Escrita a modo y manera de autobiografía, fue el fruto de muchas charlas con el torero. Se reunían en casa del escritor, en la muy madrileña Cuesta de Santo Domingo. Siempre que se anunciaba la presencia del Pasmo de Triana, Manuel encargaba a su esposa comprar jamón, al parecer, querencia natural del torero. Reunidos en el despacho, entre más humo que jamón, se alumbró tamaña joya de nuestras mejores letras.

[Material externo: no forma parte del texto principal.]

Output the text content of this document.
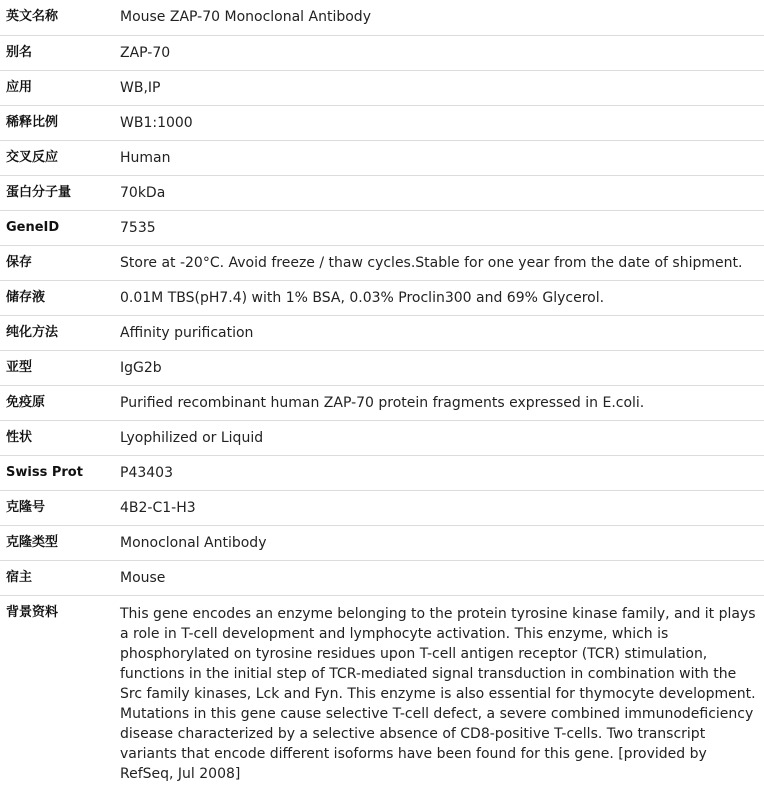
英文名称	Mouse ZAP-70 Monoclonal Antibody
别名	ZAP-70
应用	WB,IP
稀释比例	WB1:1000
交叉反应	Human
蛋白分子量	70kDa
GeneID	7535
保存	Store at -20°C. Avoid freeze / thaw cycles.Stable for one year from the date of shipment.
储存液	0.01M TBS(pH7.4) with 1% BSA, 0.03% Proclin300 and 69% Glycerol.
纯化方法	Affinity purification
亚型	IgG2b
免疫原	Purified recombinant human ZAP-70 protein fragments expressed in E.coli.
性状	Lyophilized or Liquid
Swiss Prot	P43403
克隆号	4B2-C1-H3
克隆类型	Monoclonal Antibody
宿主	Mouse
背景资料	This gene encodes an enzyme belonging to the protein tyrosine kinase family, and it plays a role in T-cell development and lymphocyte activation. This enzyme, which is phosphorylated on tyrosine residues upon T-cell antigen receptor (TCR) stimulation, functions in the initial step of TCR-mediated signal transduction in combination with the Src family kinases, Lck and Fyn. This enzyme is also essential for thymocyte development. Mutations in this gene cause selective T-cell defect, a severe combined immunodeficiency disease characterized by a selective absence of CD8-positive T-cells. Two transcript variants that encode different isoforms have been found for this gene. [provided by RefSeq, Jul 2008]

De tal libro extraigo una anécdota lustrosa. Andaba de maletilla Belmonte por esos caminos de tapia y calamidad cuando se amarró a un grandullón bigardo y gandul que ejercía la gramática parda. Después de pasar el capote por las capeas les quedaba nada y menos. Así que acabaron en las malas artes. El grandullón y su despierto aprendiz pedían por los cortijos de mala guisa. Con un trozo de pan del día anterior y diez céntimos, una perra gorda, bastaba para el camelo. Solían pedir a la mujer de la casa o manijera un poco de aceite y vinagre para con el pan que mostraban hacer un gazpacho. A cambio ofrecían la moneda de diez céntimos. Una vez conseguidas las viandas escapaban a la carrera con ellas, y con la perra, claro. En una ocasión en que el que pedía era el propio torero le negaron con un displicente ¡Dios te ampare, muchacho! Fue en Utrera y Belmonte se sintió un pordiosero. Años después, compró aquel cortijo.